Colette et ses maisons et jardins


Elle a laissé son âme dans ses maisons et jardins. Là elle se sent aimée et libre.
o La première à St. Sauveur en Puisaye dans l’Yonne où elle a passé son enfance.
Elle s’éveille à la nature. Il y a deux jardins, celui du haut et celui du bas. Elle s’y sent libre, chaque maison a son histoire. Celle-ci deviendra un musée qui se visite ainsi que les jardins depuis 2016.
o La seconde : ROZ VEN à Saint Colomb en Bretagne où elle vit 14 ans avec Missy qui a acheté cette maison après son divorce. Elle aime beaucoup la Bretagne où elle passe tous ses étés. Elle se baigne, jardine, accueille beaucoup d’artistes dans une ambiance libertine. « Le blé en herbe » a été écrit là. C’est la villa du bonheur.

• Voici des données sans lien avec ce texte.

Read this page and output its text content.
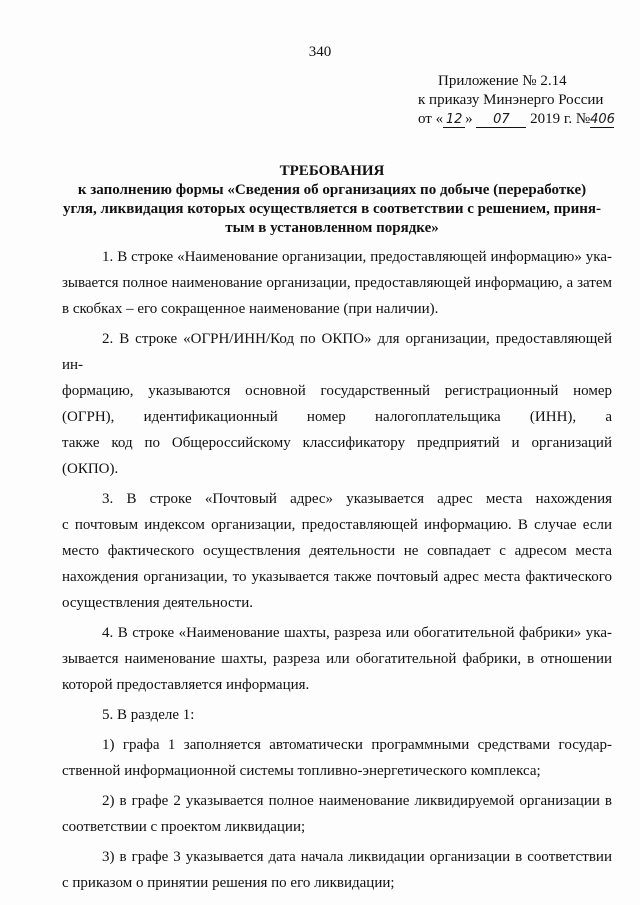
340
Приложение № 2.14
к приказу Минэнерго России
от « 12 » 07 2019 г. №406
ТРЕБОВАНИЯ
к заполнению формы «Сведения об организациях по добыче (переработке)
угля, ликвидация которых осуществляется в соответствии с решением, приня-
тым в установленном порядке»
1. В строке «Наименование организации, предоставляющей информацию» ука-
зывается полное наименование организации, предоставляющей информацию, а затем
в скобках – его сокращенное наименование (при наличии).
2. В строке «ОГРН/ИНН/Код по ОКПО» для организации, предоставляющей ин-
формацию, указываются основной государственный регистрационный номер
(ОГРН), идентификационный номер налогоплательщика (ИНН), а
также код по Общероссийскому классификатору предприятий и организаций (ОКПО).
3. В строке «Почтовый адрес» указывается адрес места нахождения
с почтовым индексом организации, предоставляющей информацию. В случае если
место фактического осуществления деятельности не совпадает с адресом места
нахождения организации, то указывается также почтовый адрес места фактического
осуществления деятельности.
4. В строке «Наименование шахты, разреза или обогатительной фабрики» ука-
зывается наименование шахты, разреза или обогатительной фабрики, в отношении
которой предоставляется информация.
5. В разделе 1:
1) графа 1 заполняется автоматически программными средствами государ-
ственной информационной системы топливно-энергетического комплекса;
2) в графе 2 указывается полное наименование ликвидируемой организации в
соответствии с проектом ликвидации;
3) в графе 3 указывается дата начала ликвидации организации в соответствии
с приказом о принятии решения по его ликвидации;
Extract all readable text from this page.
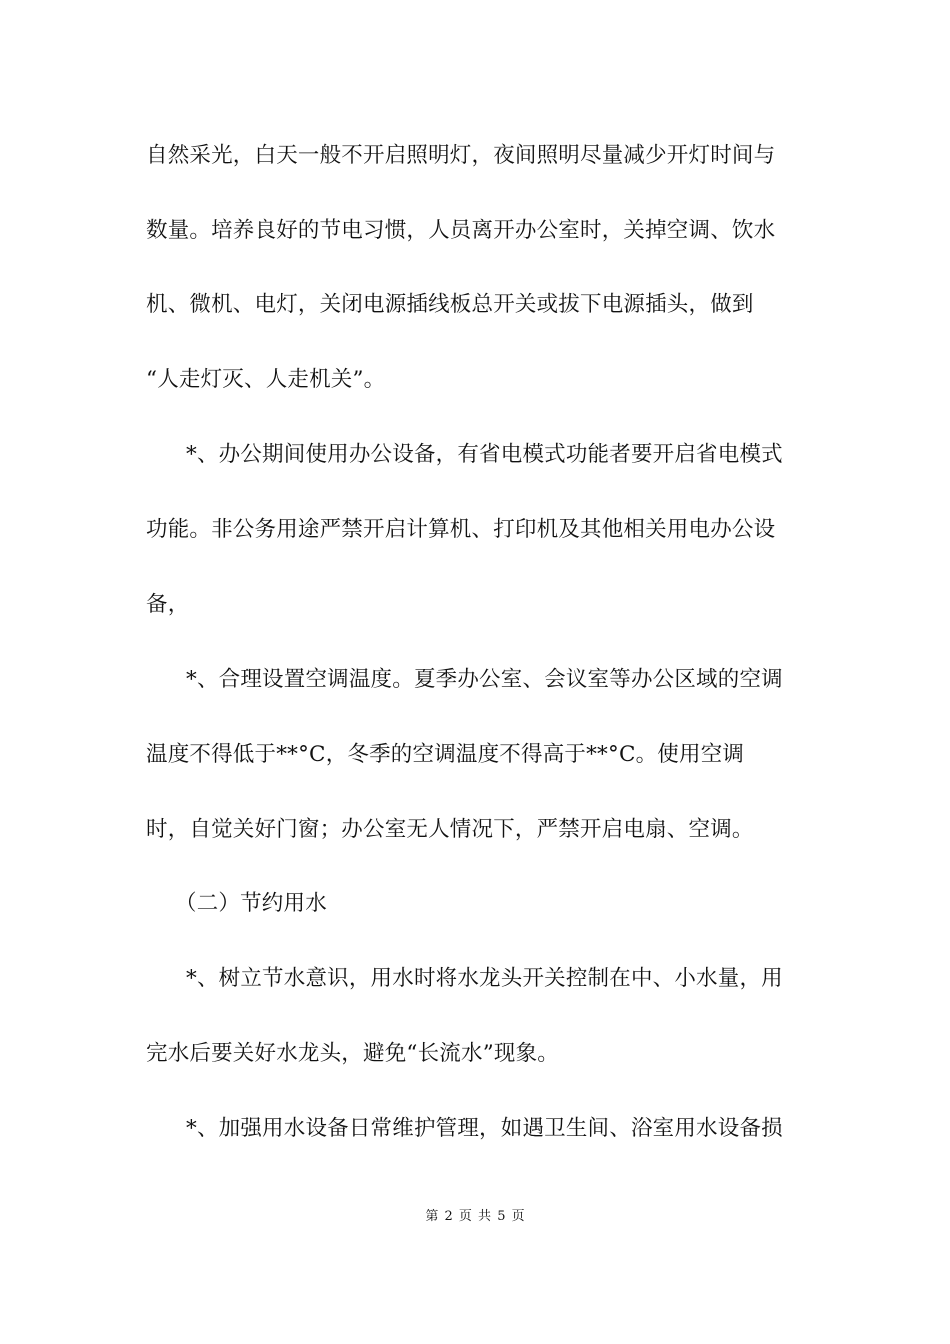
自然采光，白天一般不开启照明灯，夜间照明尽量减少开灯时间与
数量。培养良好的节电习惯，人员离开办公室时，关掉空调、饮水
机、微机、电灯，关闭电源插线板总开关或拔下电源插头，做到
“人走灯灭、人走机关”。
*、办公期间使用办公设备，有省电模式功能者要开启省电模式
功能。非公务用途严禁开启计算机、打印机及其他相关用电办公设
备，
*、合理设置空调温度。夏季办公室、会议室等办公区域的空调
温度不得低于**°C，冬季的空调温度不得高于**°C。使用空调
时，自觉关好门窗；办公室无人情况下，严禁开启电扇、空调。
（二）节约用水
*、树立节水意识，用水时将水龙头开关控制在中、小水量，用
完水后要关好水龙头，避免“长流水”现象。
*、加强用水设备日常维护管理，如遇卫生间、浴室用水设备损
第 2 页 共 5 页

o La troisième à Saint Tropez. Achetée en 1925, elle lui a donné le nom de « La
Treille muscate ».
Elle adore cette maison : « je n’en veux plus d’autre » dit-elle. Elle observe les saisons et les aime toutes. Elle travaille beaucoup, écrit « La naissance du jour » en 1927. « Tout Paris est ici » dit-elle mais elle reste une sauvageonne. Elle l’a quitte en 1936. Charles Vanel l’achète mais la recède à la famille en 1939. Elle ne se visite pas.

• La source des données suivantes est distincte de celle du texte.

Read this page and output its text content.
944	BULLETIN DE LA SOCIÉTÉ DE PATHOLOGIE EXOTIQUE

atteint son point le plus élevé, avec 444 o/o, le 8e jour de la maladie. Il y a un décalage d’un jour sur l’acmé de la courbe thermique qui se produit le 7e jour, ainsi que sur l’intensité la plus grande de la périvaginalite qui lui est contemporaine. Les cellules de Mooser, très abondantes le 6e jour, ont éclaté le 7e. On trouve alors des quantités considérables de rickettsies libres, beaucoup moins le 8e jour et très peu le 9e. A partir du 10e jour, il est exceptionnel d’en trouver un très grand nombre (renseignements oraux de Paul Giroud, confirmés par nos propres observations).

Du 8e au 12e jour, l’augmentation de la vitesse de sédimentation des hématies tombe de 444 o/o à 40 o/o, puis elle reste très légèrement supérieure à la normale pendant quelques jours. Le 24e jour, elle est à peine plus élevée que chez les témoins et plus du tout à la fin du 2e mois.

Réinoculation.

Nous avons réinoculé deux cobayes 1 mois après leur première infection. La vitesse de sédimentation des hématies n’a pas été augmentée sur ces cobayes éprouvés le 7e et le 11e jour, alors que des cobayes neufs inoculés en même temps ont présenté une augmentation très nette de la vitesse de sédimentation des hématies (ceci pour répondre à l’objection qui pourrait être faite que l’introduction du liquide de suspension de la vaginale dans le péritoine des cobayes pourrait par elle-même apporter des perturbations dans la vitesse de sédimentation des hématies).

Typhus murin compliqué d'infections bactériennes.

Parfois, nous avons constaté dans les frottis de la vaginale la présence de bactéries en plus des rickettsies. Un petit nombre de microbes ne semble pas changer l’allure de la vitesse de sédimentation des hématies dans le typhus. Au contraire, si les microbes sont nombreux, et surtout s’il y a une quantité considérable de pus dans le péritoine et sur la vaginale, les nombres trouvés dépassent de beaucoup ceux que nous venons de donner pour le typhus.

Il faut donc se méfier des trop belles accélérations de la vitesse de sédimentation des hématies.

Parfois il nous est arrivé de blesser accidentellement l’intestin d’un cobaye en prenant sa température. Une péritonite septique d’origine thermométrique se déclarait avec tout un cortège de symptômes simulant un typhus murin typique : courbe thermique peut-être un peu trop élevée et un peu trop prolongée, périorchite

En 1938 elle prend un appartement à Paris au Palais Royal et a alors l’impression d’avoir le monde à ses pieds. Elle y vivra jusqu’à sa mort en 1954 se partageant entre Monte Carlo et Deauville.
Colette et la danse
Elle commence en apprenant le mime, devient la première femme de son temps à se produire et danse au Moulin Rouge. Années de scandales et de
libérations homosexuelles. Elle joue « La Romanichelle » avec Missy puis avec Sacha Guitry part jouer dans différentes villes de France, à Bruxelles et Genève.

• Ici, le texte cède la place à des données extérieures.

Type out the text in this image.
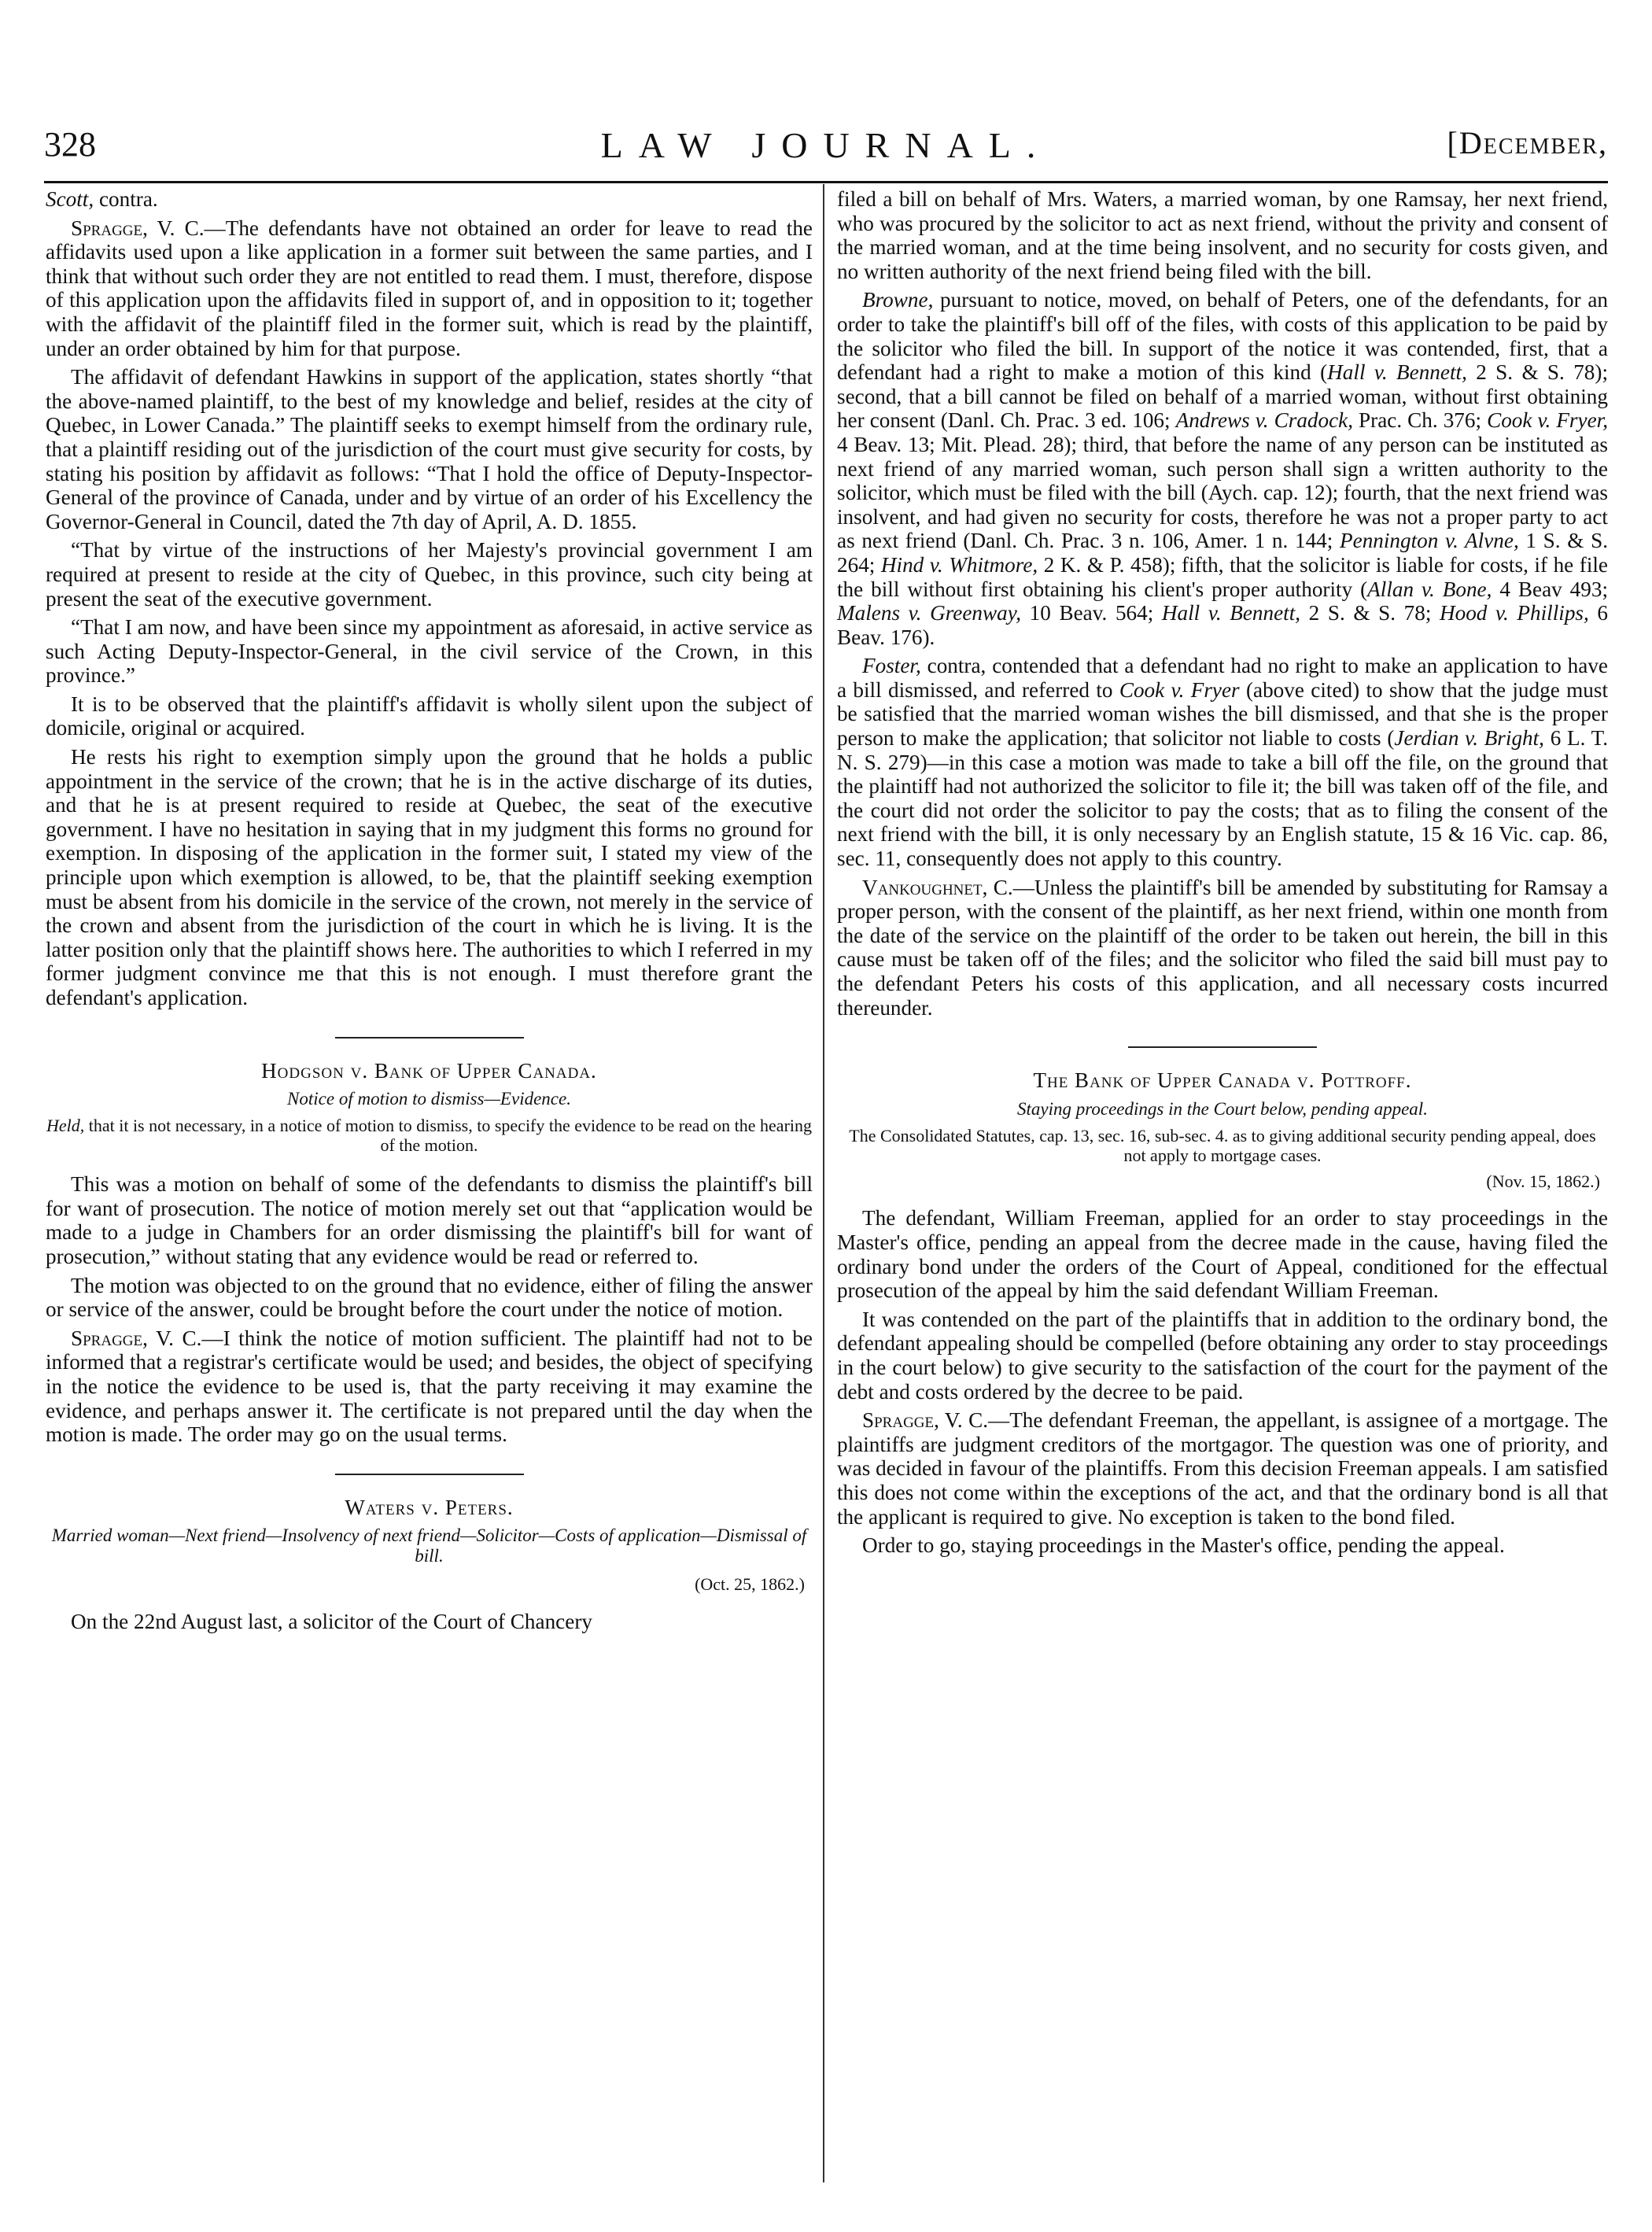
328	LAW JOURNAL.	[December,

Scott, contra.

Spragge, V. C.—The defendants have not obtained an order for leave to read the affidavits used upon a like application in a former suit between the same parties, and I think that without such order they are not entitled to read them. I must, therefore, dispose of this application upon the affidavits filed in support of, and in opposition to it; together with the affidavit of the plaintiff filed in the former suit, which is read by the plaintiff, under an order obtained by him for that purpose.

The affidavit of defendant Hawkins in support of the application, states shortly “that the above-named plaintiff, to the best of my knowledge and belief, resides at the city of Quebec, in Lower Canada.” The plaintiff seeks to exempt himself from the ordinary rule, that a plaintiff residing out of the jurisdiction of the court must give security for costs, by stating his position by affidavit as follows: “That I hold the office of Deputy-Inspector-General of the province of Canada, under and by virtue of an order of his Excellency the Governor-General in Council, dated the 7th day of April, A. D. 1855.

“That by virtue of the instructions of her Majesty's provincial government I am required at present to reside at the city of Quebec, in this province, such city being at present the seat of the executive government.

“That I am now, and have been since my appointment as aforesaid, in active service as such Acting Deputy-Inspector-General, in the civil service of the Crown, in this province.”

It is to be observed that the plaintiff's affidavit is wholly silent upon the subject of domicile, original or acquired.

He rests his right to exemption simply upon the ground that he holds a public appointment in the service of the crown; that he is in the active discharge of its duties, and that he is at present required to reside at Quebec, the seat of the executive government. I have no hesitation in saying that in my judgment this forms no ground for exemption. In disposing of the application in the former suit, I stated my view of the principle upon which exemption is allowed, to be, that the plaintiff seeking exemption must be absent from his domicile in the service of the crown, not merely in the service of the crown and absent from the jurisdiction of the court in which he is living. It is the latter position only that the plaintiff shows here. The authorities to which I referred in my former judgment convince me that this is not enough. I must therefore grant the defendant's application.

Hodgson v. Bank of Upper Canada.
Notice of motion to dismiss—Evidence.
Held, that it is not necessary, in a notice of motion to dismiss, to specify the evidence to be read on the hearing of the motion.

This was a motion on behalf of some of the defendants to dismiss the plaintiff's bill for want of prosecution. The notice of motion merely set out that “application would be made to a judge in Chambers for an order dismissing the plaintiff's bill for want of prosecution,” without stating that any evidence would be read or referred to.

The motion was objected to on the ground that no evidence, either of filing the answer or service of the answer, could be brought before the court under the notice of motion.

Spragge, V. C.—I think the notice of motion sufficient. The plaintiff had not to be informed that a registrar's certificate would be used; and besides, the object of specifying in the notice the evidence to be used is, that the party receiving it may examine the evidence, and perhaps answer it. The certificate is not prepared until the day when the motion is made. The order may go on the usual terms.

Waters v. Peters.
Married woman—Next friend—Insolvency of next friend—Solicitor—Costs of application—Dismissal of bill.
(Oct. 25, 1862.)

On the 22nd August last, a solicitor of the Court of Chancery

filed a bill on behalf of Mrs. Waters, a married woman, by one Ramsay, her next friend, who was procured by the solicitor to act as next friend, without the privity and consent of the married woman, and at the time being insolvent, and no security for costs given, and no written authority of the next friend being filed with the bill.

Browne, pursuant to notice, moved, on behalf of Peters, one of the defendants, for an order to take the plaintiff's bill off of the files, with costs of this application to be paid by the solicitor who filed the bill. In support of the notice it was contended, first, that a defendant had a right to make a motion of this kind (Hall v. Bennett, 2 S. & S. 78); second, that a bill cannot be filed on behalf of a married woman, without first obtaining her consent (Danl. Ch. Prac. 3 ed. 106; Andrews v. Cradock, Prac. Ch. 376; Cook v. Fryer, 4 Beav. 13; Mit. Plead. 28); third, that before the name of any person can be instituted as next friend of any married woman, such person shall sign a written authority to the solicitor, which must be filed with the bill (Aych. cap. 12); fourth, that the next friend was insolvent, and had given no security for costs, therefore he was not a proper party to act as next friend (Danl. Ch. Prac. 3 n. 106, Amer. 1 n. 144; Pennington v. Alvne, 1 S. & S. 264; Hind v. Whitmore, 2 K. & P. 458); fifth, that the solicitor is liable for costs, if he file the bill without first obtaining his client's proper authority (Allan v. Bone, 4 Beav 493; Malens v. Greenway, 10 Beav. 564; Hall v. Bennett, 2 S. & S. 78; Hood v. Phillips, 6 Beav. 176).

Foster, contra, contended that a defendant had no right to make an application to have a bill dismissed, and referred to Cook v. Fryer (above cited) to show that the judge must be satisfied that the married woman wishes the bill dismissed, and that she is the proper person to make the application; that solicitor not liable to costs (Jerdian v. Bright, 6 L. T. N. S. 279)—in this case a motion was made to take a bill off the file, on the ground that the plaintiff had not authorized the solicitor to file it; the bill was taken off of the file, and the court did not order the solicitor to pay the costs; that as to filing the consent of the next friend with the bill, it is only necessary by an English statute, 15 & 16 Vic. cap. 86, sec. 11, consequently does not apply to this country.

Vankoughnet, C.—Unless the plaintiff's bill be amended by substituting for Ramsay a proper person, with the consent of the plaintiff, as her next friend, within one month from the date of the service on the plaintiff of the order to be taken out herein, the bill in this cause must be taken off of the files; and the solicitor who filed the said bill must pay to the defendant Peters his costs of this application, and all necessary costs incurred thereunder.

The Bank of Upper Canada v. Pottroff.
Staying proceedings in the Court below, pending appeal.
The Consolidated Statutes, cap. 13, sec. 16, sub-sec. 4. as to giving additional security pending appeal, does not apply to mortgage cases.
(Nov. 15, 1862.)

The defendant, William Freeman, applied for an order to stay proceedings in the Master's office, pending an appeal from the decree made in the cause, having filed the ordinary bond under the orders of the Court of Appeal, conditioned for the effectual prosecution of the appeal by him the said defendant William Freeman.

It was contended on the part of the plaintiffs that in addition to the ordinary bond, the defendant appealing should be compelled (before obtaining any order to stay proceedings in the court below) to give security to the satisfaction of the court for the payment of the debt and costs ordered by the decree to be paid.

Spragge, V. C.—The defendant Freeman, the appellant, is assignee of a mortgage. The plaintiffs are judgment creditors of the mortgagor. The question was one of priority, and was decided in favour of the plaintiffs. From this decision Freeman appeals. I am satisfied this does not come within the exceptions of the act, and that the ordinary bond is all that the applicant is required to give. No exception is taken to the bond filed.

Order to go, staying proceedings in the Master's office, pending the appeal.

Elle écrit « notes de tournées » où elle montre la souffrance des artistes avec poésie et humanité. Admiratrice de Balzac et Paul Claudel. Pour elle c’est
une nécessité d’écrire.
Colette et la Bretagne
Elle découvre la mer pour la première fois à Belle-Ile. Missy achète une maison et l’invite à Roz Ven et lui laisse la propriété. Elle se baigne tous les jours, épouse Henri de Jouvenel. C’est une période riche et heureuse où tout est intact. En 1920 elle a une relation avec son beau-fils de 17 ans pendant 5 ans.
Elle devient la gloire des lettres françaises, reçoit la légion d’honneur, se rapproche des peintres, notamment de Mathurin Meheut avec qui elle écrit un livre « La Flaque », regard de l’enfant.
Colette où celle qui ne voulait pas écrire :
Cela a été son gagne pain dans sa vie aventureuse. Elle avait un public lettré, universitaire, des salons littéraires. Elle a joué au théâtre, dans des films, produit des essais, des articles en tant que reporter, interviewé la Reine Marie de Roumanie et montré beaucoup de régularité dans ses écrits ; elle avait une écriture pittoresque. Sa mère lui a apporté beaucoup et l’a encouragée dans ses nombreuses vies.
Encensée par ses pairs elle défend et illustre la langue française.

Une femme libre dont la devise est « écrire comme personne avec les mots de tout le monde ».